No Tribunal do Júri, porém, a promotoria vai se basear num enredo macabro para ligar os pontos e convencer os jurados de que foi o crime organizado que pagou pela morte do juiz. Um dos detalhes mais impactantes do caso é o episódio que levou Alexandre Martins a decidir transferir o coronel Ferreira para um presídio fora do Espírito Santo. À época, mesmo preso, o oficial da PM continuava comandando homicídios através do telefone celular. A medida radical foi tomada depois da morte de um detento, Manoel Corrêa, que havia se tornado testemunha-chave da força-tarefa que caçava o grupo do coronel Ferreira. Duas horas após ser transferido de uma cela na carceragem da Polícia Federal para um presídio em Cachoeiro de Itapemirim, ele foi assassinado.

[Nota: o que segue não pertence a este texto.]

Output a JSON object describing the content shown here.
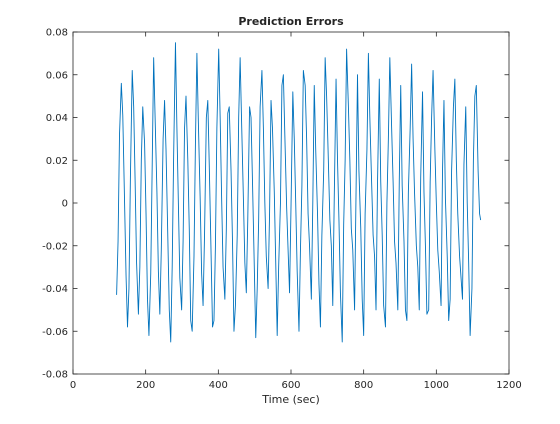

A defesa de Ferreira argumenta que seu cliente estava incomunicável no Acre e, por isso, não teria como dar a ordem. Na última quarta-feira, aliás, o oficial da reserva ganhou a liberdade. Ele estava preso por outro crime: a morte de um fazendeiro no interior do estado, em 2002, pela qual foi condenado a 14 anos de cadeia. Já a participação de Calu, para o MP, está baseada no fato de que o empresário e ex-policial havia montado um escritório de advocacia que defendia clientes do interesse do coronel Ferreira e que acabavam beneficiados pelas decisões de Antônio Leopoldo Teixeira, juiz da VEP. Esses ‘clientes’ também participavam do esquema de extorsões e pistolagens. Algumas das provas que o MP pretende apresentar para convencer os jurados são cheques que Calu deu para alguns dos condenados por intermediarem a contratação dos pistoleiros.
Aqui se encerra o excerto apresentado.